Gawking around, I catch the sight of a panting girl who unfortunately happens to be my cousin; the same one who is passing me the most disappointed look ever.




"Are you a bloody freak?" Mukti glares while I still am on the ground with hand on my heart, quite not over what just happened. "Suicide is not a fucking option! I know you are mad at your parents about your wedding and all that shit but what were you even thinking, moron?"




"One minute-I-sui-suicide?" Frowning, I blink still maintaining my posture which is on the ground. "You thought I was committing suicide?"




Seeing me give her the most surprised look of my life, the savage exterior of the girl falters in exchange for a confused one. "Wait, isn't that what you were doing? ...Dying?"

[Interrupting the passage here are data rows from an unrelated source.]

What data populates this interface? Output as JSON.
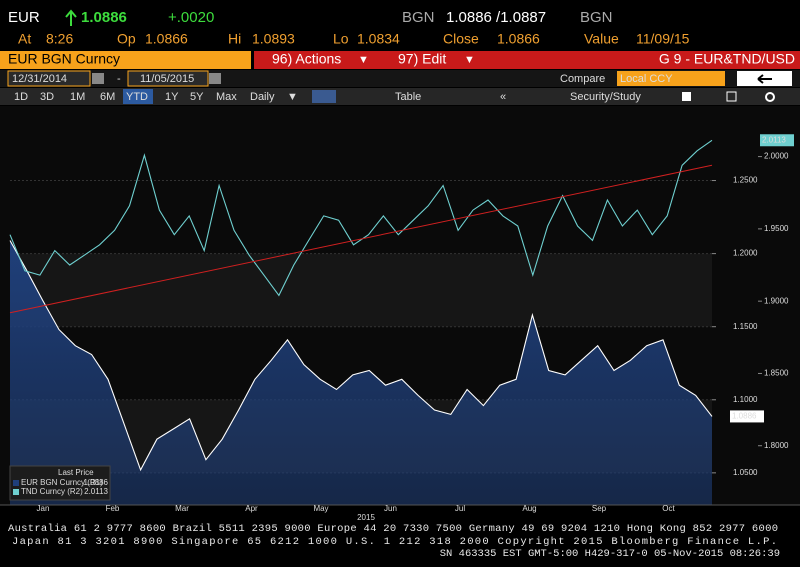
{
  "header": {
    "ticker": "EUR",
    "price": "1.0886",
    "change": "+.0020",
    "bid_currency": "BGN",
    "bid_ask": "1.0886 /1.0887",
    "ask_currency": "BGN"
  },
  "quote": [
    {
      "label": "At",
      "value": "8:26"
    },
    {
      "label": "Op",
      "value": "1.0866"
    },
    {
      "label": "Hi",
      "value": "1.0893"
    },
    {
      "label": "Lo",
      "value": "1.0834"
    },
    {
      "label": "Close",
      "value": "1.0866"
    },
    {
      "label": "Value",
      "value": "11/09/15"
    }
  ],
  "toolbar": {
    "security": "EUR BGN Curncy",
    "actions": "96) Actions",
    "edit": "97) Edit",
    "page": "G 9 - EUR&TND/USD",
    "start_date": "12/31/2014",
    "dash": "-",
    "end_date": "11/05/2015",
    "compare": "Compare",
    "currency": "Local CCY",
    "periods": [
      "1D",
      "3D",
      "1M",
      "6M",
      "YTD",
      "1Y",
      "5Y",
      "Max"
    ],
    "frequency": "Daily",
    "table": "Table",
    "study": "Security/Study"
  },
  "chart_data": {
    "type": "line",
    "x_labels": [
      "Jan",
      "Feb",
      "Mar",
      "Apr",
      "May",
      "Jun",
      "Jul",
      "Aug",
      "Sep",
      "Oct"
    ],
    "x_year": "2015",
    "legend_title": "Last Price",
    "series": [
      {
        "name": "EUR BGN Curncy (R1)",
        "color": "#ffffff",
        "fill": "#1f3f7a",
        "axis": "y",
        "values": [
          1.209,
          1.189,
          1.168,
          1.148,
          1.137,
          1.131,
          1.114,
          1.083,
          1.052,
          1.073,
          1.08,
          1.087,
          1.059,
          1.073,
          1.093,
          1.114,
          1.127,
          1.141,
          1.124,
          1.114,
          1.107,
          1.117,
          1.12,
          1.11,
          1.114,
          1.103,
          1.093,
          1.09,
          1.107,
          1.096,
          1.11,
          1.114,
          1.158,
          1.12,
          1.117,
          1.127,
          1.137,
          1.12,
          1.127,
          1.137,
          1.141,
          1.11,
          1.103,
          1.0886
        ]
      },
      {
        "name": "TND Curncy (R2)",
        "color": "#6fd0d0",
        "axis": "y2",
        "values": [
          1.946,
          1.921,
          1.918,
          1.935,
          1.925,
          1.932,
          1.939,
          1.949,
          1.966,
          2.001,
          1.963,
          1.946,
          1.959,
          1.935,
          1.98,
          1.949,
          1.932,
          1.918,
          1.904,
          1.925,
          1.942,
          1.959,
          1.956,
          1.939,
          1.946,
          1.959,
          1.946,
          1.956,
          1.966,
          1.98,
          1.949,
          1.963,
          1.97,
          1.959,
          1.952,
          1.918,
          1.952,
          1.973,
          1.952,
          1.942,
          1.97,
          1.952,
          1.963,
          1.946,
          1.959,
          1.994,
          2.004,
          2.0113
        ]
      }
    ],
    "trend": {
      "color": "#d02020",
      "axis": "y2",
      "values": [
        1.892,
        1.994
      ]
    },
    "ylim": [
      1.028,
      1.301
    ],
    "yticks": [
      {
        "value": 1.05,
        "label": "1.0500"
      },
      {
        "value": 1.1,
        "label": "1.1000"
      },
      {
        "value": 1.15,
        "label": "1.1500"
      },
      {
        "value": 1.2,
        "label": "1.2000"
      },
      {
        "value": 1.25,
        "label": "1.2500"
      }
    ],
    "y2lim": [
      1.759,
      2.035
    ],
    "y2ticks": [
      {
        "value": 1.8,
        "label": "1.8000"
      },
      {
        "value": 1.85,
        "label": "1.8500"
      },
      {
        "value": 1.9,
        "label": "1.9000"
      },
      {
        "value": 1.95,
        "label": "1.9500"
      },
      {
        "value": 2,
        "label": "2.0000"
      }
    ],
    "grid": true
  },
  "footer": [
    "Australia 61 2 9777 8600 Brazil 5511 2395 9000 Europe 44 20 7330 7500 Germany 49 69 9204 1210 Hong Kong 852 2977 6000",
    "Japan 81 3 3201 8900       Singapore 65 6212 1000       U.S. 1 212 318 2000       Copyright 2015 Bloomberg Finance L.P.",
    "SN 463335 EST  GMT-5:00 H429-317-0 05-Nov-2015 08:26:39"
  ]
}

Pushing my butt behind so that my back can rest against the wall, I stare at her with my hands hugging the knees, brought to my breasts. "Mukti, I am habituated with you not paying attention to anything that doesn't concern you and for the record, I don't concern you. Never did! I would prefer having the equation between us the same and for the first and last time, no, I was not about to jump and die."




"Oh!" She gives a rude shrug. "Then why on earth were you standing at the edge which in every way is suicidal, by the way." She stresses to prove her point, pulling a pack of cigarettes out of her ripped boyfriend denim. "And to set to the record straight, please don't confuse my running to save you as in any manner being a concern for you. Please! I came here to smoke and had I let you jump off before my eyes, that would drive my parents and the law nuts."




"I never said I mistook you for the one to care about me." I shake my head with conviction. "And, since you asked, I usually-well sometimes, stand there to look at everything with a new point of view."




Lighting her cigarette, she blows out a thick layer of smoke, staring at me with the same displeased look like that of my parents. "Well then, there is no room for doubt that you are a full fledged psychopath."



Sighing at her remark, I turn my head up to look at the stars again. Having no company is any day better than being with the wrong company which she is since my childhood. I don't hate Mukti Vardhan, but our very ideas of one another have not been right since day one. She is this badass girl to whom I am still this little lamb; too delicate for her liking. And, to me, she is this cold hearted bitch who has done nothing but mock me in my entire struggle of existence. But, irrespective of our intense disliking towards one another, there is one thing common which the two of us can never deny. We both are sick and tired of our parents. Bitter, but that is the truth.